Everybody was at the supper-table; there was nothing for Winthrop then to do but to take his place; but his countenance to his mother, all supper-time, was worth a great deal. His cool collected face at her side heartened her constantly, though he scarcely spoke at all. Mr. Landholm played the part of host with no drawback to his cheerfulness; talked a great deal, and pressed all the good things of the table upon Miss Cadwallader; who laughing, talking, and eating, managed to do her full share of all three. She was certainly very pretty. Her "light-coloured" hair was not so light as to be uncomely, and fell in luxuriant ringlets all round the sides of her pretty head; and the head moved about enough to shake the ringlets, till they threatened to form a mazy net to catch men's eyes. The prettiest mouth in the world, set with two little rows of the most kissable teeth, if that feature ever is contemplated in a kiss; and like the ringlets, the lips seemed to be in a compact to do as much mischief as they could; to keep together and mind their own business was the last thing thought of.
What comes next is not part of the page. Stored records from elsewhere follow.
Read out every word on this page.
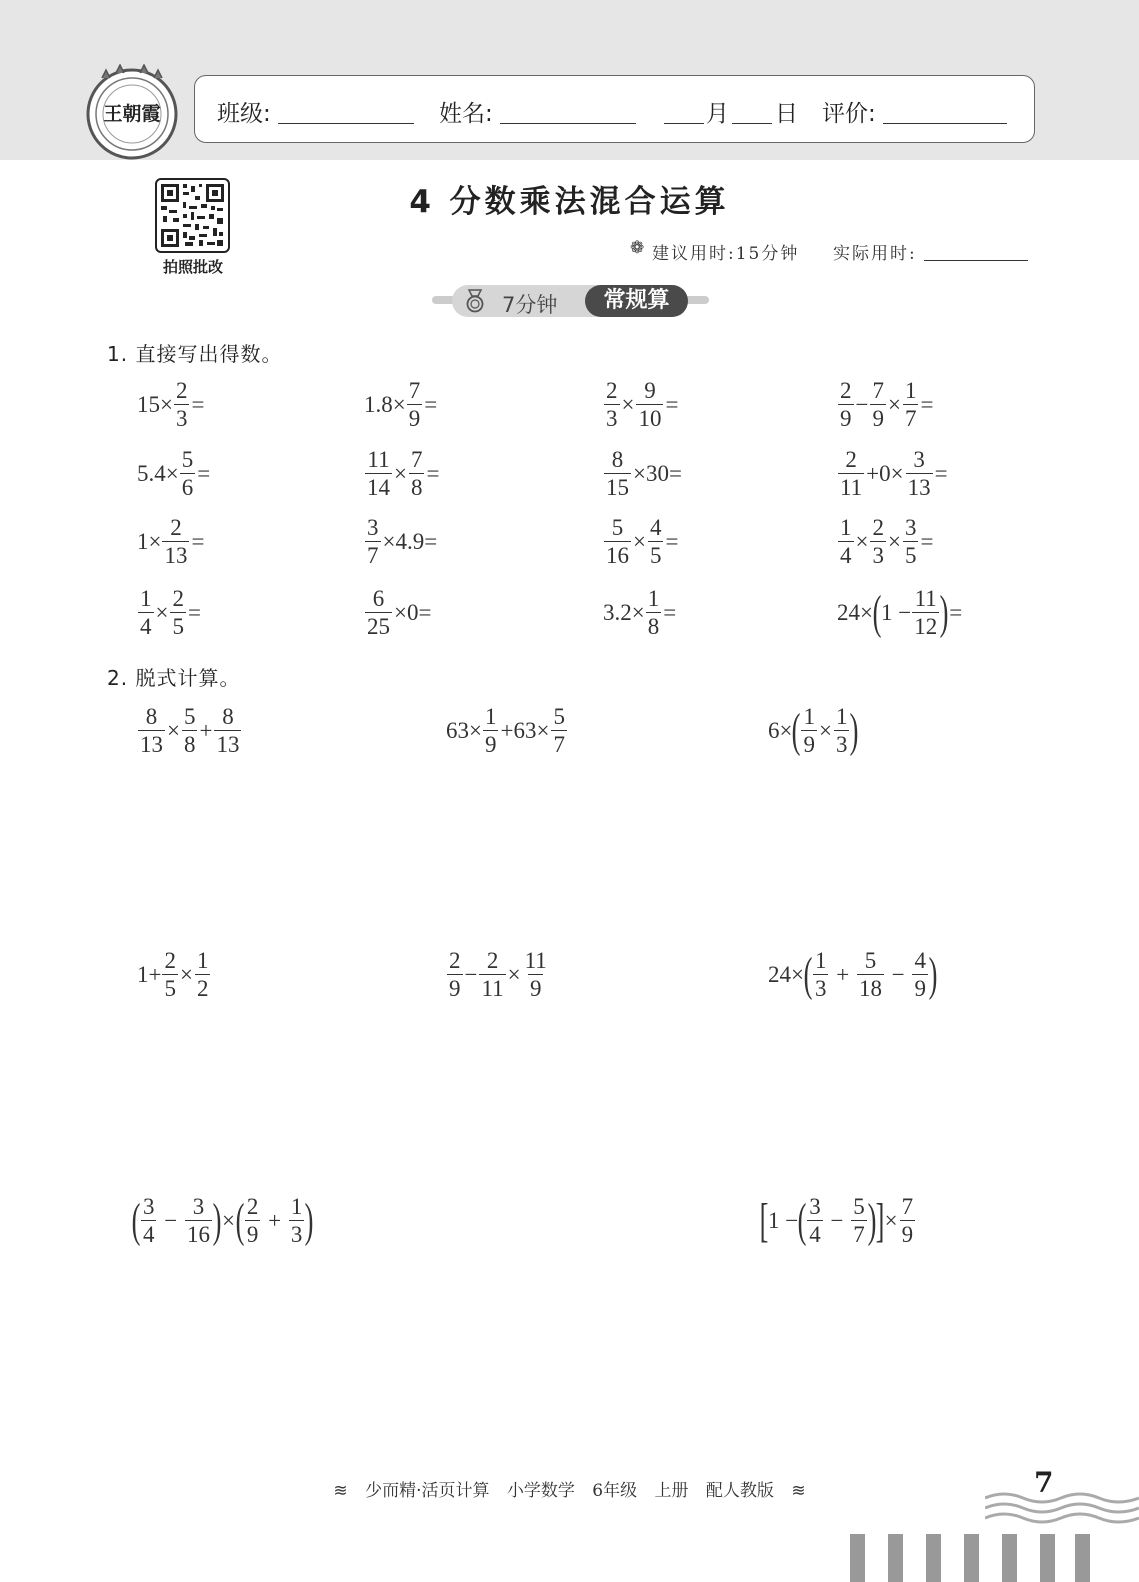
王朝霞 班级:	姓名:	月 日 评价:
拍照批改
4 分数乘法混合运算
❁ 建议用时:15分钟 实际用时:
7分钟	常规算
1. 直接写出得数。
$15\times \frac{2}{3}$ =	$1.8\times \frac{7}{9}$ =	$\frac{2}{3} \times \frac{9}{10}$ =	$\frac{2}{9} - \frac{7}{9} \times \frac{1}{7}$ =
$5.4\times \frac{5}{6}$ =	$\frac{11}{14} \times \frac{7}{8}$ =	$\frac{8}{15} \times 30=$	$\frac{2}{11} +0\times \frac{3}{13}$ =
$1\times \frac{2}{13}$ =	$\frac{3}{7} \times 4.9=$	$\frac{5}{16} \times \frac{4}{5}$ =	$\frac{1}{4} \times \frac{2}{3} \times \frac{3}{5}$ =
$\frac{1}{4} \times \frac{2}{5}$ =	$\frac{6}{25} \times 0=$	$3.2\times \frac{1}{8}$ =	24× ( $1 - \frac{11}{12}$ ) =
2. 脱式计算。
$\frac{8}{13} \times \frac{5}{8} + \frac{8}{13}$	$63\times \frac{1}{9} +63\times \frac{5}{7}$	6× ( $\frac{1}{9} \times \frac{1}{3}$ )
$1+ \frac{2}{5} \times \frac{1}{2}$	$\frac{2}{9} - \frac{2}{11} \times \frac{11}{9}$	24× ( $\frac{1}{3} + \frac{5}{18} - \frac{4}{9}$ )
( $\frac{3}{4} - \frac{3}{16}$ ) × ( $\frac{2}{9} + \frac{1}{3}$ )	[ 1 − ( $\frac{3}{4} - \frac{5}{7}$ ) ] × $\frac{7}{9}$
≋ 少而精·活页计算 小学数学 6年级 上册 配人教版 ≋	7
Yet it was wonderful how much business they managed to transact on their own account, too. The other girl sat grave and reserved, even almost with an air of shyness, eat much less, and talked none at all; and indeed her face was pale and thin, and justified what her father had said about her wanting the country. Rufus seemed to have got back his good-humour. He quite kept up the credit of his side of the table.
Immediately after supper the two girls went to their room.
"Well, how do you like 'em?" said Mr. Landholm. "Did ye ever see a prettier creature, now, than that Rose? Her face is like a rose itself."
"It is more like a peach-blossom," said Rufus.
"The little one don't look well," said Mrs. Landholm.
"I wonder who'll go strawberrying with them," said Asahel.